Number of Nurses is Rising Slightly
The number of qualified nurses has increased slightly in recent years. This is evident from the figures from the Central Bureau for Statistics (CBS). The popularity of the nursing education at MBO level 3 has increased somewhat since the 2012/2013 school year. Particularly in the Individual Health Care (IG) training course, more people graduated. The number of graduates in the 'assistance with care and welfare' decreased.
Number of nurses is rising slightly
With the secondary vocational education (MBO) level 3, graduates have been trained to carry out certain specialist tasks that normally can only be performed by nurses, such as catheterisation and injection.
Men remain a rarity in care training. In 2015, 22,000 women and 2,100 men obtained a diploma in nursing or (assistance with) care. Of the 24.5 thousand graduates, seven out of ten completed an MBO education "care for welfare and welfare" or "care" at level 1, 2 or 3. Almost two out of ten completed the 'nursing' course at the fourth. MBO level and over one out of ten received a bachelor's degree for HBO nursing.
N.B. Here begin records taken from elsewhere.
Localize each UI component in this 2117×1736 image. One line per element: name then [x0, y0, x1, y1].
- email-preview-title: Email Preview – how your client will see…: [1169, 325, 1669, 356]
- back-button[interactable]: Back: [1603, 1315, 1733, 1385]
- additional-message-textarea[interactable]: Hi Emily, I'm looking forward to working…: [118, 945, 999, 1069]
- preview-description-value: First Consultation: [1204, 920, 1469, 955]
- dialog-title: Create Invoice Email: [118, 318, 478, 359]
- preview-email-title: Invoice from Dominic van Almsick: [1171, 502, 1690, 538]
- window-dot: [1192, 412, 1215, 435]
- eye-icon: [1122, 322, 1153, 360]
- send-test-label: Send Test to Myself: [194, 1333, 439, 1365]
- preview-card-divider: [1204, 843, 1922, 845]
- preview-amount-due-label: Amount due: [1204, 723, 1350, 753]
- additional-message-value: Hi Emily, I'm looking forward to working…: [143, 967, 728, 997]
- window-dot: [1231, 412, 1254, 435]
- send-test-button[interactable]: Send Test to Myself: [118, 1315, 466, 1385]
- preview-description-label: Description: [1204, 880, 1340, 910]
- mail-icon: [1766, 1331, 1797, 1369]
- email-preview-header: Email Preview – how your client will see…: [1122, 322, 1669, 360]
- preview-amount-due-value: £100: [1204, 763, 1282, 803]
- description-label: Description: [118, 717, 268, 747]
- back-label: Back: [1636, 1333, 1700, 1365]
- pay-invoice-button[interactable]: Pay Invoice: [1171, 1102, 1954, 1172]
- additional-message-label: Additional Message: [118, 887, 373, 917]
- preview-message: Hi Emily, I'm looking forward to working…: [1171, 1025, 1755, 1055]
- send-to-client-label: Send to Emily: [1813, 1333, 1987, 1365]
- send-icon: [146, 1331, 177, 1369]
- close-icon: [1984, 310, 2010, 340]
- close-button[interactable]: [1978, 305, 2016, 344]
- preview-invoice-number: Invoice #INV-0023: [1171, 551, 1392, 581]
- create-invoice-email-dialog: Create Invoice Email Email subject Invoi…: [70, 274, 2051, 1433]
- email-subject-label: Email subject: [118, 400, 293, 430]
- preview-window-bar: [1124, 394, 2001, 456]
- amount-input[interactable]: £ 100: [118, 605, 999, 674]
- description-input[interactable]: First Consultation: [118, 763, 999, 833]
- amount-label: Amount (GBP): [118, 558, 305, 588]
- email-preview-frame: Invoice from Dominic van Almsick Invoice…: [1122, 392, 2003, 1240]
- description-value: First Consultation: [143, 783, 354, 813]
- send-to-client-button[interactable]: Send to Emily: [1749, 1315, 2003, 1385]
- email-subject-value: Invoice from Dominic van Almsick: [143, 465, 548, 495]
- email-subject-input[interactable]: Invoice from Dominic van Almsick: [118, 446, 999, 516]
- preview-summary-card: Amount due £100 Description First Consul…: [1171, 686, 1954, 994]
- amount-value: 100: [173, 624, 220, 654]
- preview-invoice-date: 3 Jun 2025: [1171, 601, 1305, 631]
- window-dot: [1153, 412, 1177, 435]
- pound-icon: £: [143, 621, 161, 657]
Typical 'women's training'
Nursing (HBO and MBO 4) and (assistance with) nursing (MBO 1/2/3) are traditionally typical 'women's courses'. In 2014/2015 more than 90 percent of the graduates were on average a woman. The male-female ratio varies slightly between levels. Among the carers (MBO 3) are the least men to find; the share of women is highest at 94 percent here. In the nursing school for nursing, most men can be found, but only 11 percent of the graduates were male. The male-female division differs little between ethnic groups. Among graduates with an immigrant background are almost as many men as among graduates of native origin.
Less registered nurses
The number of registered nurses in Florida has dropped considerably. At the end of 2014, it was 87,000 fewer than in 2013. The decrease is a result of the compulsory re-registration, which includes requirements for recent work experience, direct contact with patients and further training. Although nurses who did not work or worked elsewhere had lost their registration, the number of registered nurses working in the healthcare sector also declined. At the end of 2014, there were 180,000 nurses registered in the BIG register in the Netherlands, a third less than the 267,000 in 1913. The re-registration mainly affected non-employed nurses: their number decreased from 47,000 in 2013 to 6,000 in 2014. Also stood in 2014 there were 12,000 fewer nurses working elsewhere than in 2013 (31,000).
After the new registration, fewer nurses working in care are registered. In 2014 there were 161,000, 14 percent less than the 188,000 in 2013. Some of the registered nurses still work in the healthcare sector, for example in a management position. If there is no direct contact with patients, the registration will lapse. Inadequate further training or working below the level of education may also be grounds for deleting the registration. In addition to the registrations that were collected, new registered nurses also joined.
Increase number of younger nurses
The nurses who are now in the BIG register are on average younger than before the re-registration. The proportion of nurses younger than forty rose from 33 per cent in 2013 to 37 per cent in 2014. This is due to the fact that the scanned registrations in most cases involved a 40-year old. This age group is often not working, or has a leading position.